Roxy and Jane take Dirk home with them that night. As it turned out, the doctors were serious about the psych ward; it had been a full-blown and violent panic attack that Dirk had experienced that first night in the waiting room and the unfortunate nurse who had tried to calm him down had wound up with a deviated septum for his troubles.
"A change of atmosphere is in order," the doctor who had first treated Dirk's cut had said. "I'm no psychiatrist but a hospital clearly isn't a healthy environment for a long-term meningitis patient to return to, let alone one left with a disability. And I really couldn't say if he'd fare any better in the psychiatric ward. He should go home.
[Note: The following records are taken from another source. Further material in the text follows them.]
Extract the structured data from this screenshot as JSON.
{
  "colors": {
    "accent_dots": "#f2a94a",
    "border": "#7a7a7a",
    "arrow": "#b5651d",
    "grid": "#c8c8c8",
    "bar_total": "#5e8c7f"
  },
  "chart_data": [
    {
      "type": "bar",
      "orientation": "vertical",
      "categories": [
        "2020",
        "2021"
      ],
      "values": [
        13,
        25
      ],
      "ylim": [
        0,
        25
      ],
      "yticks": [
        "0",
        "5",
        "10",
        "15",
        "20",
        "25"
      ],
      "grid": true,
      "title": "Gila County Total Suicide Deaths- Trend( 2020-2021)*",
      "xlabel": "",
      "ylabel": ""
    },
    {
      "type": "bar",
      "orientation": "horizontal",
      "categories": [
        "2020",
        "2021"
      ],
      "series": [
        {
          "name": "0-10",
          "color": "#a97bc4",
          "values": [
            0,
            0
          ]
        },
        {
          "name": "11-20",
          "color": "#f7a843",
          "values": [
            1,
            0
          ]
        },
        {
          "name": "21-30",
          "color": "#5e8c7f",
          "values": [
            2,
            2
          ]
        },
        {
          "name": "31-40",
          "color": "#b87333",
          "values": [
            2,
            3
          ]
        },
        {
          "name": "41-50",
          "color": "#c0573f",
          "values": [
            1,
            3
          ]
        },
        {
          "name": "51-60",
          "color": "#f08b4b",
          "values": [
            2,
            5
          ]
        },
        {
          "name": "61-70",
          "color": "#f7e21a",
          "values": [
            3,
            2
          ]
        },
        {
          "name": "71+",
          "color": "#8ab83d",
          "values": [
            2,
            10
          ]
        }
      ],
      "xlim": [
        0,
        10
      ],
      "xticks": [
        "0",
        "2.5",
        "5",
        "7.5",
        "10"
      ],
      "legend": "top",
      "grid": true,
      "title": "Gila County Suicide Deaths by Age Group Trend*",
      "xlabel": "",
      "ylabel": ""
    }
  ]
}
Come back for a bit during proper visiting hours if he wants." Her eyes were kind and sad, exactly the sort of thing Dirk would hate to have directed at him. But there had been nothing for it but to agree. Jane had walked away down the hall with the doctor then while she drew up some referrals to a few different counseling and psychiatry centers, making sure to keep the woman out of Dirk's earshot.
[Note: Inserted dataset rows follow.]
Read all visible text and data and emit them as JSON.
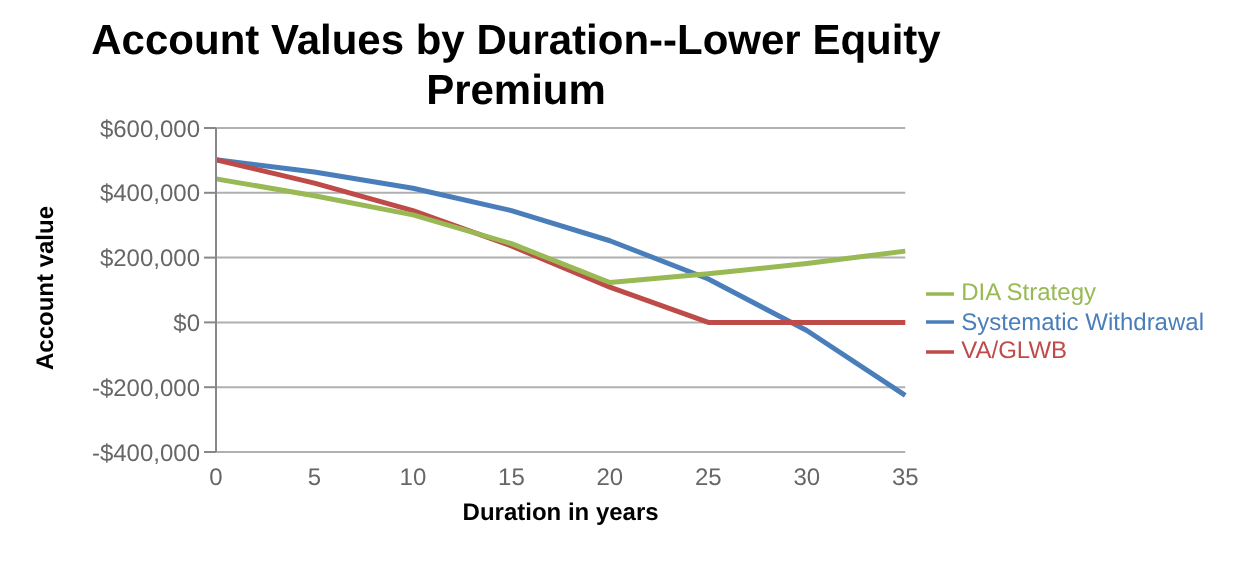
{
  "chart_data": {
    "type": "line",
    "title": "Account Values by Duration--Lower Equity Premium",
    "xlabel": "Duration in years",
    "ylabel": "Account value",
    "categories": [
      "0",
      "5",
      "10",
      "15",
      "20",
      "25",
      "30",
      "35"
    ],
    "series": [
      {
        "name": "Systematic Withdrawal",
        "color": "#4a7ebb",
        "values": [
          502000,
          464000,
          414000,
          345000,
          252000,
          134000,
          -25000,
          -225000
        ]
      },
      {
        "name": "VA/GLWB",
        "color": "#be4b48",
        "values": [
          502000,
          430000,
          345000,
          236000,
          109000,
          0,
          0,
          0
        ]
      },
      {
        "name": "DIA Strategy",
        "color": "#98b954",
        "values": [
          443000,
          391000,
          332000,
          243000,
          123000,
          150000,
          182000,
          220000
        ]
      }
    ],
    "ylim": [
      -400000,
      600000
    ],
    "yticks": [
      {
        "value": -400000,
        "label": "-$400,000"
      },
      {
        "value": -200000,
        "label": "-$200,000"
      },
      {
        "value": 0,
        "label": "$0"
      },
      {
        "value": 200000,
        "label": "$200,000"
      },
      {
        "value": 400000,
        "label": "$400,000"
      },
      {
        "value": 600000,
        "label": "$600,000"
      }
    ],
    "grid": "y",
    "legend": "right",
    "marker": "none",
    "line_style": "solid"
  }
}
Dirk looked livid when he'd found out that he had no option except to leave, especially when he was told that you had to stay another three days at least, and had one day left to go before they'd take the ventilator out. Roxy and Jane had tried to tell him that you'd be out of it most of the time anyway—and they were probably right, you couldn't stay awake very long because of the drugs they were pumping through you to dull the deep, constant ache in your chest, throat, and head, and a stubbornly lingering fever that left you feeling drained at all hours. But by the tone of Dirk's voice you'd have sworn he thought the doctors were going to do something dreadful to you if he left your side for a moment.
"This is such bullshit," he'd muttered in your ear before he left, then kissed your forehead. "I'll be back tomorrow, alright? I promise."
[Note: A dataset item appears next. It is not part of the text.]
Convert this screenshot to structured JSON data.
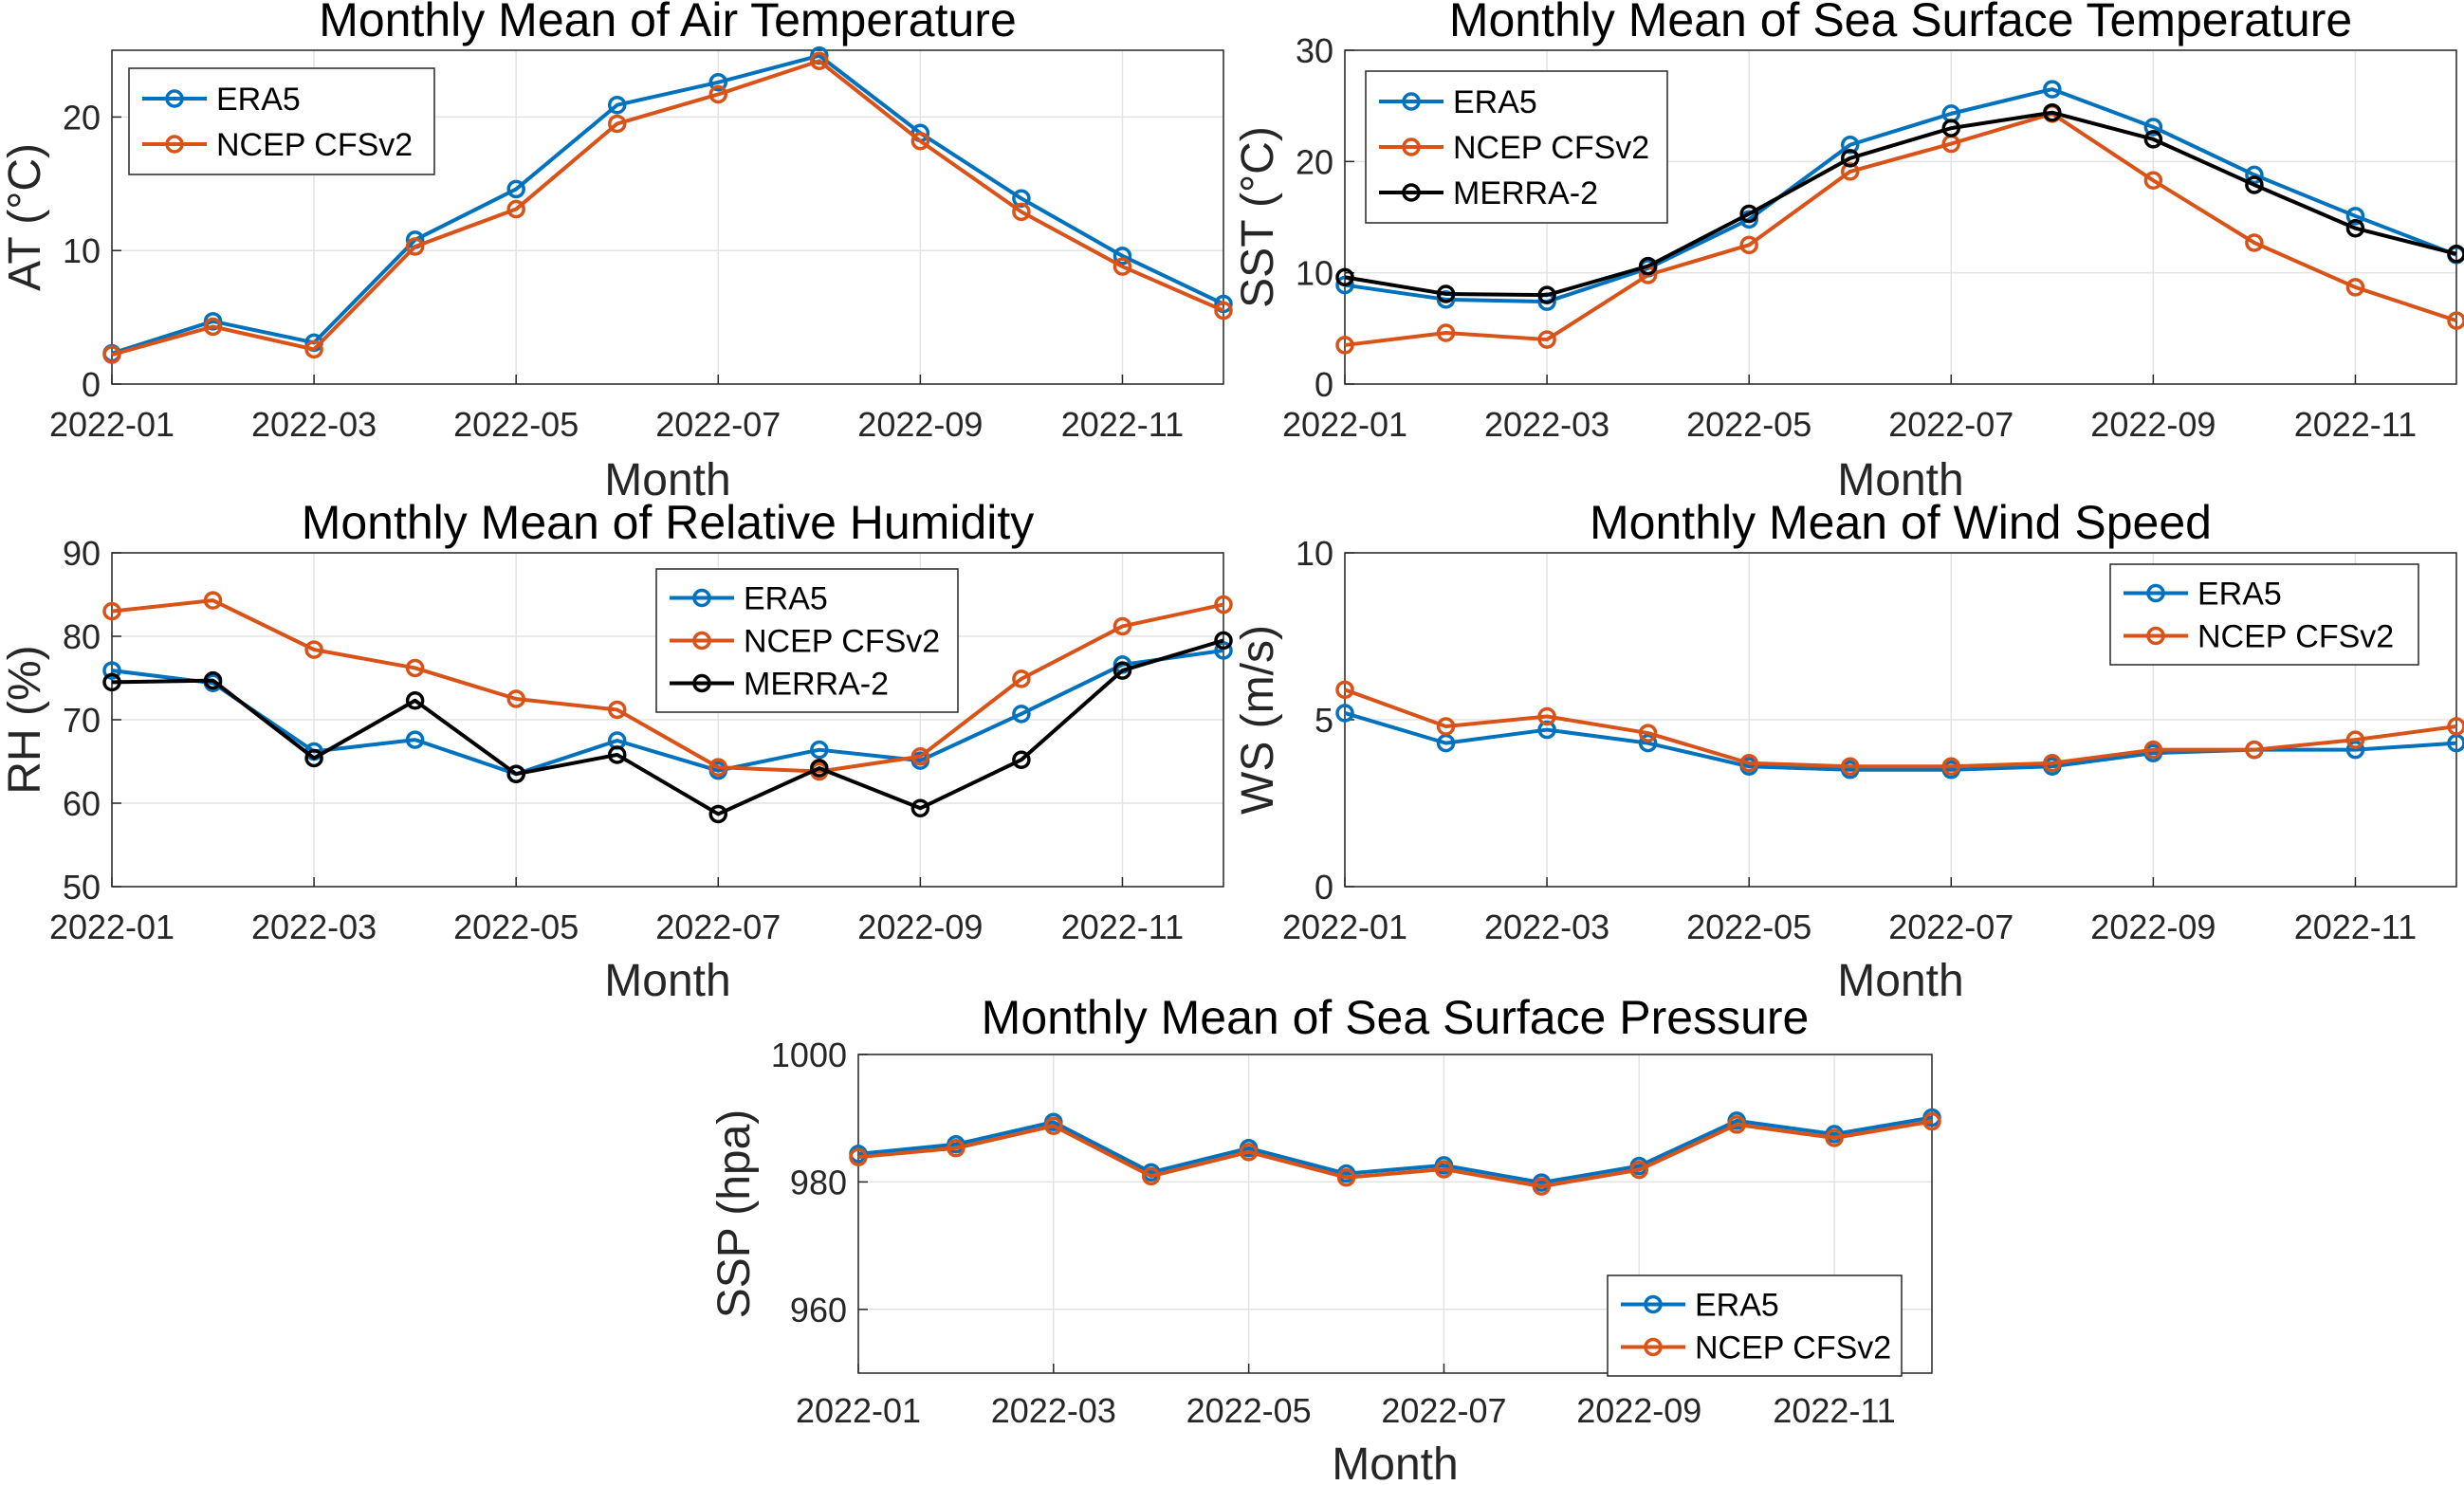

His eyes were still tinged with red from earlier, but he'd jammed his shades on his face before he'd turn back towards Jane and Roxy. Roxy had slung an arm around his west and he'd let her walk him out of the room that way. Jane had given you a sweet smile and waved before following them.
Your grandma's the one sitting by you holding your hand now. When she'd arrived, you'd sat through a perfectly warranted lecture on the need to take proper care of yourself, and to "suck it up and go to the damned doctor when you're sick once in awhile, why don't you." You'd tried your best to look contrite, and considering that you had a breathing tube sticking out of your mouth, you must've looked a pitiful enough sight to dispel her worried anger. She'd given you a warm look, ruffled your hair and slid your spare pair of glasses from home onto your nose, and had then launched into some colorful anecdote about last week's bungee jumping excursion with her bingo buddies to take your mind off things.
Her cell phone rings once, hours later while you're both dozing off. She says it's for you and hands it over, and you hold it up to your ear with an arm that feels rather like lead.
"Hey, English."
You can't talk back, but you fall asleep listening to the sound of Dirk's voice.